Özgür Bursalı, Cumhurbaşkanı Erdoğan’ın da birkaç gün önceki “Bu sistem bitti“ sözünü hatırlattı ve “Bu bir milat. Vatan Partisi bunu 30 yıldır söylüyor“ dedi. Bursalı şunları ifade etti: “Cumhurbaşkanı Çin modeli, dedi. Herkesi şaşırttı. Bu aslında Türk modeli. Atatürk, daha savaşın dumanı tüterken aşar vergisini kaldırdı. Neden? Yeter ki köylümüz üretmeye devam etsin. İşte o sayede Sümerbanklar, Etibanklar, demiryolları o dönemde kuruldu. Türk modeli budur. Aynısını yapacağız. Geri dönüş yok. Nasıl yapacağız? Masaya yumruğunu vuracak bir hükümet lazım. Dün gazeteler yazdı, Türkiye’deki bankaların bir yıllık karı, 80 milyar lira. Çiftçimiz mazot dolduramıyor, ama banka faizleriyle 80 milyar kazanacak. Hayır, bankalar 80 değil 10 milyar kar etsin, ama çiftçimiz kazansın.”

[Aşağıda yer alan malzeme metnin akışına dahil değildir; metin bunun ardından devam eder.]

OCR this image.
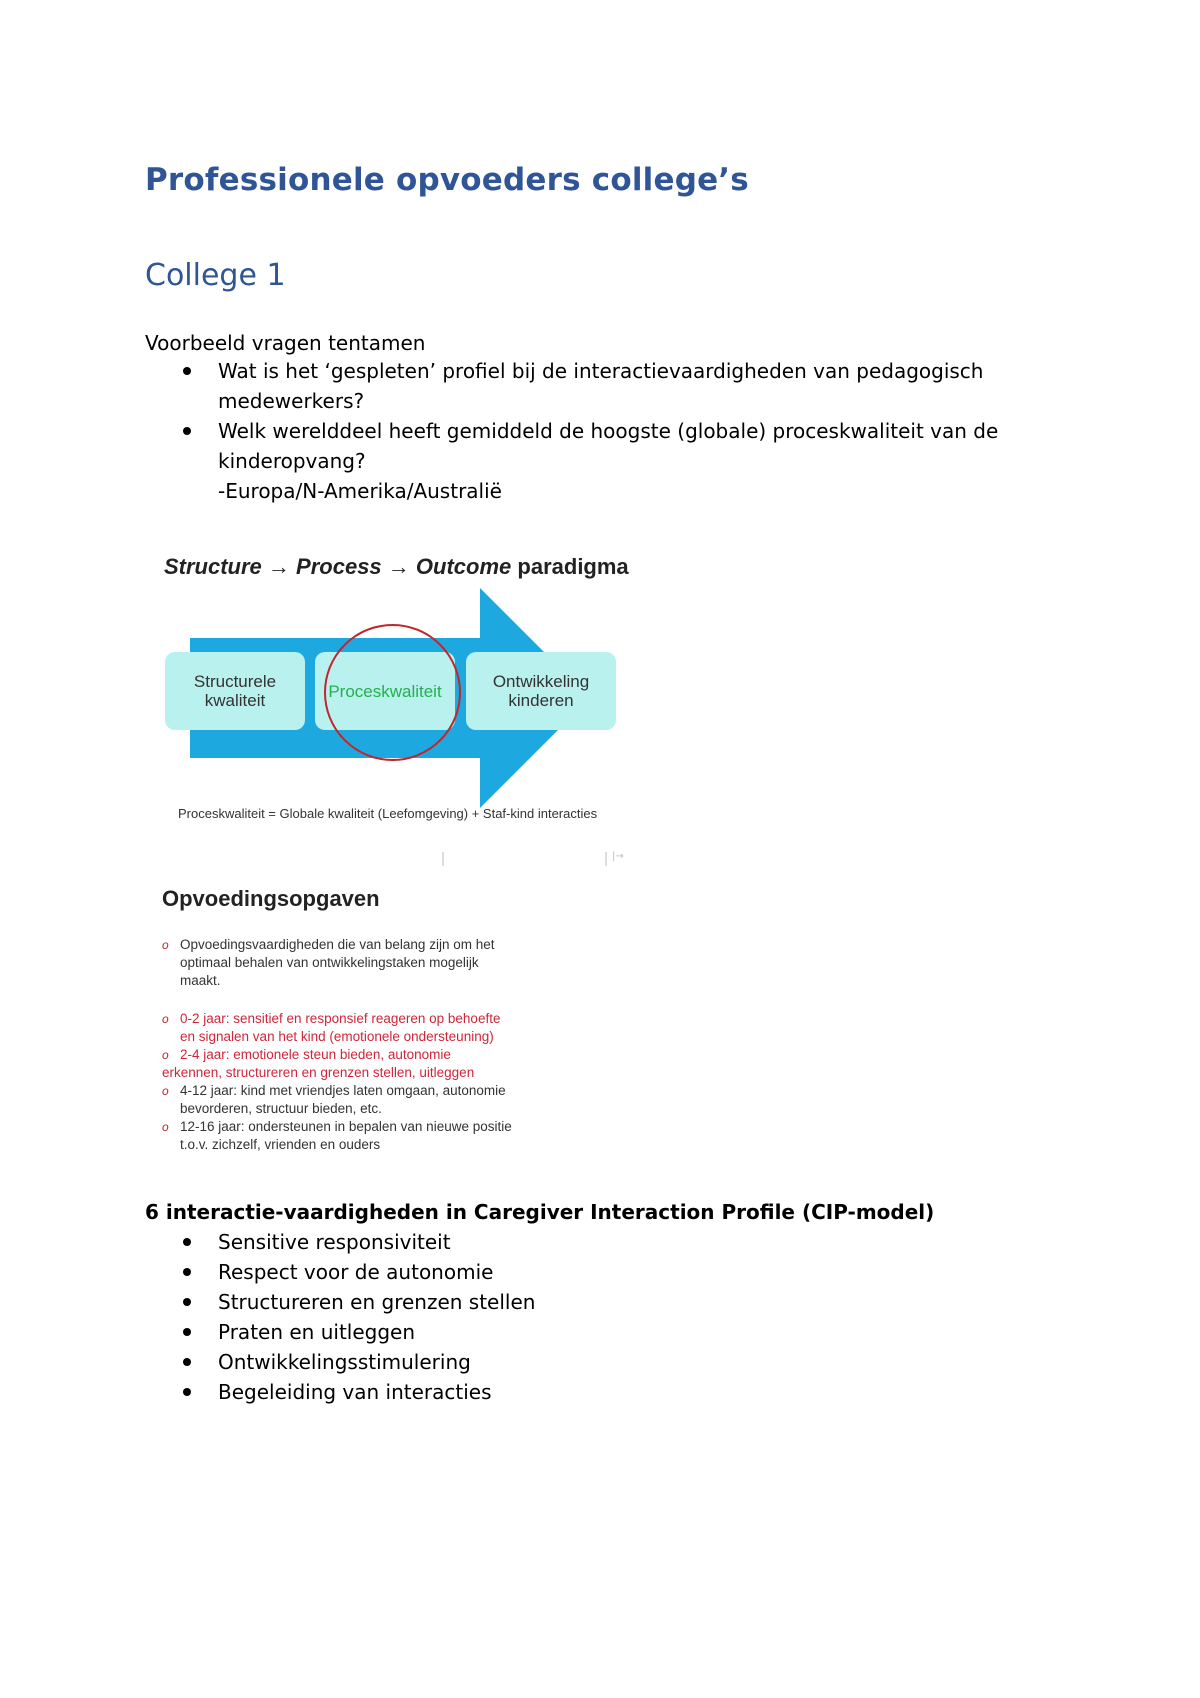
Professionele opvoeders college’s
College 1
Voorbeeld vragen tentamen
Wat is het ‘gespleten’ profiel bij de interactievaardigheden van pedagogisch medewerkers?
Welk werelddeel heeft gemiddeld de hoogste (globale) proceskwaliteit van de kinderopvang?
-Europa/N-Amerika/Australië
Structure → Process → Outcome paradigma
Structurele
kwaliteit	Proceskwaliteit	Ontwikkeling
kinderen
Proceskwaliteit = Globale kwaliteit (Leefomgeving) + Staf-kind interacties
|→
Opvoedingsopgaven
o Opvoedingsvaardigheden die van belang zijn om het
optimaal behalen van ontwikkelingstaken mogelijk
maakt.
o 0-2 jaar: sensitief en responsief reageren op behoefte
en signalen van het kind (emotionele ondersteuning)
o 2-4 jaar: emotionele steun bieden, autonomie
erkennen, structureren en grenzen stellen, uitleggen
o 4-12 jaar: kind met vriendjes laten omgaan, autonomie
bevorderen, structuur bieden, etc.
o 12-16 jaar: ondersteunen in bepalen van nieuwe positie
t.o.v. zichzelf, vrienden en ouders
6 interactie-vaardigheden in Caregiver Interaction Profile (CIP-model)
Sensitive responsiviteit
Respect voor de autonomie
Structureren en grenzen stellen
Praten en uitleggen
Ontwikkelingsstimulering
Begeleiding van interacties
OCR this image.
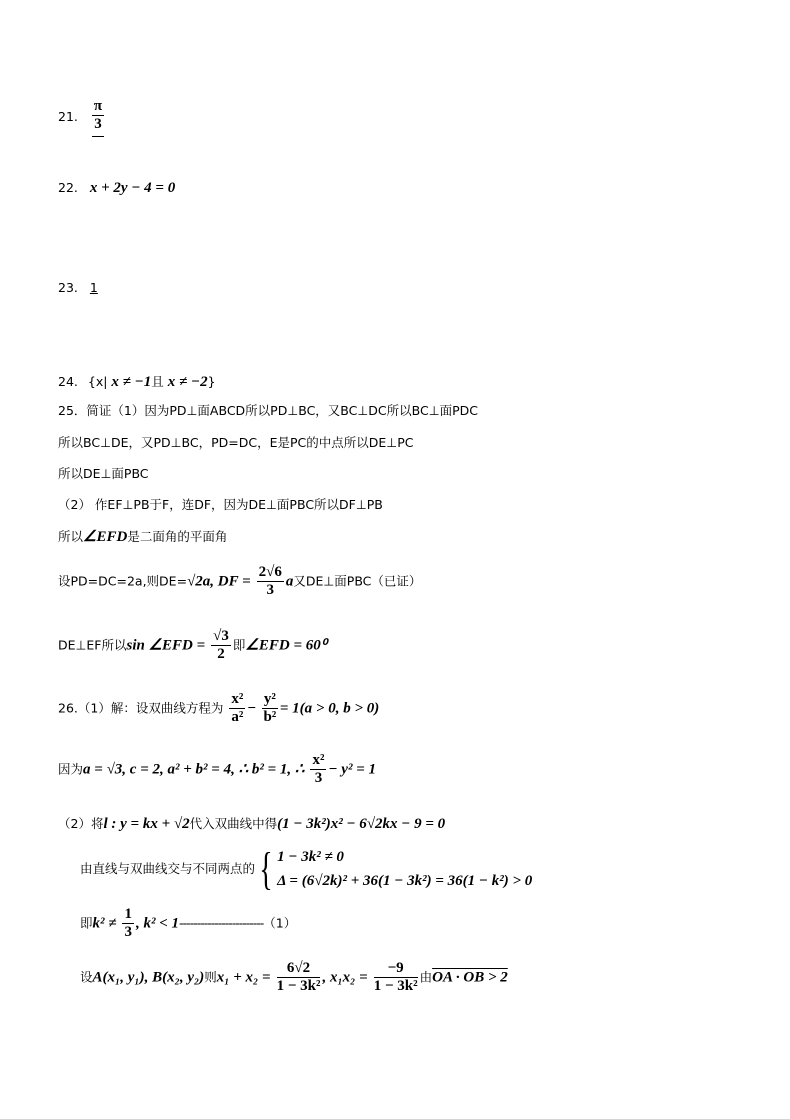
21. $\frac{\pi}{3}$
22. x + 2y − 4 = 0
23. 1
24. {x| x ≠ −1且 x ≠ −2}
25．简证（1）因为PD⊥面ABCD所以PD⊥BC，又BC⊥DC所以BC⊥面PDC
所以BC⊥DE，又PD⊥BC，PD=DC，E是PC的中点所以DE⊥PC
所以DE⊥面PBC
（2） 作EF⊥PB于F，连DF，因为DE⊥面PBC所以DF⊥PB
所以∠EFD是二面角的平面角
设PD=DC=2a,则DE=√2a, DF = $\frac{2√6}{3}$ a又DE⊥面PBC（已证）
DE⊥EF所以sin ∠EFD = $\frac{√3}{2}$ 即∠EFD = 60⁰
26.（1）解：设双曲线方程为 $\frac{\text{x²}}{\text{a²}} - \frac{\text{y²}}{\text{b²}} = 1(a > 0$, b > 0)
因为a = √3, c = 2, a² + b² = 4, ∴ b² = 1, ∴ $\frac{\text{x²}}{3} - y^2 = 1$
（2）将l : y = kx + √2代入双曲线中得(1 − 3k²)x² − 6√2kx − 9 = 0
由直线与双曲线交与不同两点的{ 1 − 3k² ≠ 0
Δ = (6√2k)² + 36(1 − 3k²) = 36(1 − k²) > 0
即$k^2 \ne \frac{1}{3}$ , k² < 1------------------------（1）
设A(x₁, y₁), B(x₂, y₂)则$x_1 + x_2 = \frac{6√2}{\text{1 − 3k²}}$ , $x_1x_2 = \frac{-9}{\text{1 − 3k²}}$ 由OA · OB > 2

Tasarruf ve komşularla iyi ilişkilere dikkat çeken Vatan Partisi Genel Sekreteri Özgür Bursalı, “İstihdam yaratacaksak önce tasarruf yapacağız. Yüzde 12’lerde olan tasarrufu 20’lere çıkartacağız. Dış politikada komşularla iyi ilişki, ekonomiyi de rahatlatacak. Mazotu İran’dan daha ucuza alacağız. Hem vatan bütünlüğümüz hem çiftçimiz için sağlam bir dış politika gerek“ dedi ve konuşmasını şu çağrıyla sonlandırdı: “Siyasete ağırlığımızı koyalım. Kendimiz, geleceğimiz, vatanımız için siyaset yapın. Siz yapmazsanız tefeciler siyaset yapar. Hepinizi Vatan Partisi’ne davet ediyorum.”şeklinde konuştu.
Vatan Partisi Genel Sekreteri Özgür Bursalı, kurultay sonunda Vatan Partisi’ne üye olanlara da rozetlerini takdim etti.